Page 4-5 Lines 152-162 - Is your paper really focused on mortality and serum osmolarity in patients with COVID-19? If so, the correlations with these endpoints and mortality do not make sense. You do not make any connection with these and sodium levels or osmolarity. It also does not make sense why you presented this data first when it appears to be of secondary or exploratory interest. Why is your data on mortality correlation with sodium and osmolality not the first thing that you present?
Discussion
Page 5, Lines 190-193 - please remember that your primary objective was to evaluate a link between serum osmolarity and mortality. Here you discuss many other factors. You can discuss them in a later paragraph after you give appropriate attention to your primary purpose.
Page 6, Lines 213-220 - you should not introduce new data in the discussion section. Here, you mention that the main cause of hypo-osmolarity was low sodium, but this was not clearly depicted in the results section.
The knowledge gap is not well identified. It is unclear why serum osmolarity could be important in critically ill patients with COVID-19.

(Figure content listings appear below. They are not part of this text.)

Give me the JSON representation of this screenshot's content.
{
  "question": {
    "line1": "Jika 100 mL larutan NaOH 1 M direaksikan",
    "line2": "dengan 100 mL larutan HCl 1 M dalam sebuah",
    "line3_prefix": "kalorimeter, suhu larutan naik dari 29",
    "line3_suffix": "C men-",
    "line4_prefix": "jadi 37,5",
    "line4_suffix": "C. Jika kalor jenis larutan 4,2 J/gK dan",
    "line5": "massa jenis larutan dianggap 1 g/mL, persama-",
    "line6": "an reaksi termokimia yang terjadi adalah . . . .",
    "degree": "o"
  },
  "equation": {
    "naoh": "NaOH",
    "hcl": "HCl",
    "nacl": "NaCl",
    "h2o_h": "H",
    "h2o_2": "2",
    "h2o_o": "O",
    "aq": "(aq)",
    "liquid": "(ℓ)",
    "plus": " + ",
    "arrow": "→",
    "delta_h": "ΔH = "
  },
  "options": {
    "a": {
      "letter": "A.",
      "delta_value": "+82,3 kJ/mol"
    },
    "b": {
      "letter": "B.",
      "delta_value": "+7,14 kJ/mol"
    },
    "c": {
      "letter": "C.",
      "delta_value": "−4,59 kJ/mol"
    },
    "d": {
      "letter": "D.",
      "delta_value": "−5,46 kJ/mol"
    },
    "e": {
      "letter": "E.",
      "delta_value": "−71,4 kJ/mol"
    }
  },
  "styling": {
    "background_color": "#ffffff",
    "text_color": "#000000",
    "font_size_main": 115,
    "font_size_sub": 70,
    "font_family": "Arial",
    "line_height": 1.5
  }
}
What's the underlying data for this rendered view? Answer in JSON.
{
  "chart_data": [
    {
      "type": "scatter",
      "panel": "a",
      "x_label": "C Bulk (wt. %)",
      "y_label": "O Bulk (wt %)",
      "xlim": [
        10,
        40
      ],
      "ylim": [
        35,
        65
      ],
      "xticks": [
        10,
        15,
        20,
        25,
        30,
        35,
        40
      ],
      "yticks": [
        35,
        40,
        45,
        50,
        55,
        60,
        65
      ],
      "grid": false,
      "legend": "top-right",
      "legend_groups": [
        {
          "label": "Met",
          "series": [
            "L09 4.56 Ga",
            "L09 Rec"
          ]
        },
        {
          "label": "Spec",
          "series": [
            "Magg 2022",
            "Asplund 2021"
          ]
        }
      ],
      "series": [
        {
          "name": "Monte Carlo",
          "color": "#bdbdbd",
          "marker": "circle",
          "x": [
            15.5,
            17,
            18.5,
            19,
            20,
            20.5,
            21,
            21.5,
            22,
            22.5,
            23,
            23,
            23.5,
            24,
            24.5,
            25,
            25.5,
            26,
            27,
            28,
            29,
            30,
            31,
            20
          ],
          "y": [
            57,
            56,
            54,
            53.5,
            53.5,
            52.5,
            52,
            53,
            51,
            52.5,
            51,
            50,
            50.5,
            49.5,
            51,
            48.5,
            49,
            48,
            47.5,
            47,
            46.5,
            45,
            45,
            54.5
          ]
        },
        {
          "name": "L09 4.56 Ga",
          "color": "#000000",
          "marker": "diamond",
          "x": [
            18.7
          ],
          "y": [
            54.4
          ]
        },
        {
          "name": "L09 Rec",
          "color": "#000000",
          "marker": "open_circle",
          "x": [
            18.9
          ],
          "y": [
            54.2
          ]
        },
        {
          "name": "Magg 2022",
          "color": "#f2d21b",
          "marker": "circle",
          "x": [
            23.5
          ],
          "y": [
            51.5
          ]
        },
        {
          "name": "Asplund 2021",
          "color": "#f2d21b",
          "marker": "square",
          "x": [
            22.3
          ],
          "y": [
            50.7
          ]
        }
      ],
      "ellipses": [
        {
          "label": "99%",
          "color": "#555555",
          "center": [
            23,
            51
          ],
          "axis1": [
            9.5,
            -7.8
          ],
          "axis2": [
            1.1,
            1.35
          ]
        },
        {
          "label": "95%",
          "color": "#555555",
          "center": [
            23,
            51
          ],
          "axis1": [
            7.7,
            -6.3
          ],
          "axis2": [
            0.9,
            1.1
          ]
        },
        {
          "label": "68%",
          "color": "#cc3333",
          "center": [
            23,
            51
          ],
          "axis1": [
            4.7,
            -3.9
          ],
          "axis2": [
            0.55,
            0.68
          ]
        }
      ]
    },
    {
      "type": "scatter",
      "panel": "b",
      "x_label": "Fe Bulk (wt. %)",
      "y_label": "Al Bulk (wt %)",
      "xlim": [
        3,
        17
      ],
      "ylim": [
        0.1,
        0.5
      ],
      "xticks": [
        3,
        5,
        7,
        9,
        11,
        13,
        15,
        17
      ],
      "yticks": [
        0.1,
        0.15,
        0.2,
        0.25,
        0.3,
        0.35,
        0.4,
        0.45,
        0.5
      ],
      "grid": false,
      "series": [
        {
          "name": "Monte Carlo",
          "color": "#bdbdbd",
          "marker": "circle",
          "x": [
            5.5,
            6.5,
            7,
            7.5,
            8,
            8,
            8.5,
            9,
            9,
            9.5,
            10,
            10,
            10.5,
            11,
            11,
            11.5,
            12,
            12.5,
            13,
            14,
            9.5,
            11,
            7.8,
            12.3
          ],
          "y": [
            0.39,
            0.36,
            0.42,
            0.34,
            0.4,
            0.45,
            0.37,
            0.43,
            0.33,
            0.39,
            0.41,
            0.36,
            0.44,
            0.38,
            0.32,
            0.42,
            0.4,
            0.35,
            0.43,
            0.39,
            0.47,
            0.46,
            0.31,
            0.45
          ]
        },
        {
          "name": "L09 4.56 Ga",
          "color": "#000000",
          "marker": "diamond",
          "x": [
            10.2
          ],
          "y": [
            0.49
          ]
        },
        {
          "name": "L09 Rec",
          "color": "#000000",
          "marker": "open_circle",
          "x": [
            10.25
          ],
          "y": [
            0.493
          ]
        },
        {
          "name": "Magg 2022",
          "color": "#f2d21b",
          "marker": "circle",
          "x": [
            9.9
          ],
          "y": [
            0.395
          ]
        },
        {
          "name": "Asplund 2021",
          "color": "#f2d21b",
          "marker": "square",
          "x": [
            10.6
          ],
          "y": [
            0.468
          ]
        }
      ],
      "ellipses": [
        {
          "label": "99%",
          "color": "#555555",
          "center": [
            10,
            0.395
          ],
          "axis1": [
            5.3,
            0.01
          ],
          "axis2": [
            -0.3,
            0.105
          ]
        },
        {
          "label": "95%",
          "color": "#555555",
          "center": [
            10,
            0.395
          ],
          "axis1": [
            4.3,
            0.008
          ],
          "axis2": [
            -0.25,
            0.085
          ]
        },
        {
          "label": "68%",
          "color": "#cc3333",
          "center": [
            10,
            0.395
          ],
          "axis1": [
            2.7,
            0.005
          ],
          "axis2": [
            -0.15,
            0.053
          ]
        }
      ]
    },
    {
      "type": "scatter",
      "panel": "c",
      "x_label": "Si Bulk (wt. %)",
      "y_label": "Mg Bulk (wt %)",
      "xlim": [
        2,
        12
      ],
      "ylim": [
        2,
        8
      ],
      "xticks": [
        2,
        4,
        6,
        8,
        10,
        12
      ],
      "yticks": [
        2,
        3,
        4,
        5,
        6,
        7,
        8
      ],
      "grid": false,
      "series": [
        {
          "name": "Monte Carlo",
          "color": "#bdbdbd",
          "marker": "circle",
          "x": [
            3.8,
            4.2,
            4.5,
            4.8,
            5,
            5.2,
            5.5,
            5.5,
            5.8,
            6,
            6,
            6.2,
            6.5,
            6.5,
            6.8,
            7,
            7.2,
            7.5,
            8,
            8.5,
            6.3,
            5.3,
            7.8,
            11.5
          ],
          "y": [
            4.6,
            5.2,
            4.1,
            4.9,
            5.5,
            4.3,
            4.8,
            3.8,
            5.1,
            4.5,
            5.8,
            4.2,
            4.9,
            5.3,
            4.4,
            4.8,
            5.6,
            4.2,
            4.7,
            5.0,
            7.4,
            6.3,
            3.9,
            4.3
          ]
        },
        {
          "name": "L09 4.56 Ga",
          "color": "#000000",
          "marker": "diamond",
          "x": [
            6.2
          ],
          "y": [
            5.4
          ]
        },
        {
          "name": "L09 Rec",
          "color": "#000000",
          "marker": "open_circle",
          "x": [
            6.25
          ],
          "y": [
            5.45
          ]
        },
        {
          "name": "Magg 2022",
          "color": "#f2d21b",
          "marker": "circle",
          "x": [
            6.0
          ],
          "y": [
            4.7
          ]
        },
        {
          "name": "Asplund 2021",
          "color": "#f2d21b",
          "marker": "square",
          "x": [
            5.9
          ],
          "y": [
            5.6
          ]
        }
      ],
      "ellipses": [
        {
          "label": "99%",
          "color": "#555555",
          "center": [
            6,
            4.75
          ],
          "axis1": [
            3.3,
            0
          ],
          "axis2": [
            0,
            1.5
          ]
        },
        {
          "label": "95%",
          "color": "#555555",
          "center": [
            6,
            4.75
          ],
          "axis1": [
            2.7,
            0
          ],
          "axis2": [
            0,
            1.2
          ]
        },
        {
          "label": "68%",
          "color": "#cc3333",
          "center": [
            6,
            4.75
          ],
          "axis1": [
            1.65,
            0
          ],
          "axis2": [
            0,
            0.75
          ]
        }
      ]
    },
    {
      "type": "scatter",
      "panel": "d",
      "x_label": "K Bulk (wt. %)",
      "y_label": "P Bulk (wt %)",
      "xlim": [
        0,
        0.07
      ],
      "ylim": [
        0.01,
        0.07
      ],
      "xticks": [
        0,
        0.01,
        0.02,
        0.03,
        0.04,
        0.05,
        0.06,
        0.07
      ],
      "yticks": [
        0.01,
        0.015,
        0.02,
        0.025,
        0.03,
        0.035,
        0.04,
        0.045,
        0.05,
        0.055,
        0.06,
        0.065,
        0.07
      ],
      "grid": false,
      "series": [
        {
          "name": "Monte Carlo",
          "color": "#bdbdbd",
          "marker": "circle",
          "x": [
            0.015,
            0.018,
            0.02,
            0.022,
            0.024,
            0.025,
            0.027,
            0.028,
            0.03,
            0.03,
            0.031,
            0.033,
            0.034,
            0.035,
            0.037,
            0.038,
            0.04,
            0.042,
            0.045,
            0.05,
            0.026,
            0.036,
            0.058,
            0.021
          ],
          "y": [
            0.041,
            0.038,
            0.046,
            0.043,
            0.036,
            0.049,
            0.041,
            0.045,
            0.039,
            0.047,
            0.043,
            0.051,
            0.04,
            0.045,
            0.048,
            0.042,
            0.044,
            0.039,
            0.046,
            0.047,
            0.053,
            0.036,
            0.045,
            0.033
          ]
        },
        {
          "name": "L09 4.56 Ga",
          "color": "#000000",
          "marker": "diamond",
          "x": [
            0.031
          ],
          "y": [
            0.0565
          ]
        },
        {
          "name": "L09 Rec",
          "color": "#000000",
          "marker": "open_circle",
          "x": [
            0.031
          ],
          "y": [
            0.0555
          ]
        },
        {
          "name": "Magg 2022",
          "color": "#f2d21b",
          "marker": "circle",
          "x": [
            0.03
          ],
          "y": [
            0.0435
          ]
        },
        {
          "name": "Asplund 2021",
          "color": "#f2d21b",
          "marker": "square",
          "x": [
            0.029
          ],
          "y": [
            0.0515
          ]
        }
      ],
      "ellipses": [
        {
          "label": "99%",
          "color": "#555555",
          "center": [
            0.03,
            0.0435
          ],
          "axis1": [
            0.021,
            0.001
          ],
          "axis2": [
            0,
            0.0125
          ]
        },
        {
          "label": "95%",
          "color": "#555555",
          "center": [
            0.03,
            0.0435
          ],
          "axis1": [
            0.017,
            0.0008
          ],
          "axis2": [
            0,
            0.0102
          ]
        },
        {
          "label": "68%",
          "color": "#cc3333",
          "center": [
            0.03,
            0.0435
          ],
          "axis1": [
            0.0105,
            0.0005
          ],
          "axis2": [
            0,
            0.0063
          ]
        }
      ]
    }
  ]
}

The analysis is not related to the study goal.
The discussion is not accurate.
The authors should begin by addressing the knowledge gap. List the important prognostic factors in COVID-19 (ICU). The analysis should be redone. The primary analysis goal is to measure the incremental value of serum osmolality for inpatient mortality. Therefore, the AUC of two prognostic models (with and without osmolarity) should be compared. The base model should be developed based on preexisting knowledge.
The forward variable selection has no value in this study.
The discussion should clearly explain the importance of osmolality as a prognostic factor and how it could be treated. The important components of osmolality (Na, BUN, and Glucose) are among the prognostic values in the ICU setting.
The study conclusions are not accurately listed.
Why do the n for age in Table 1 not add up to N = 267?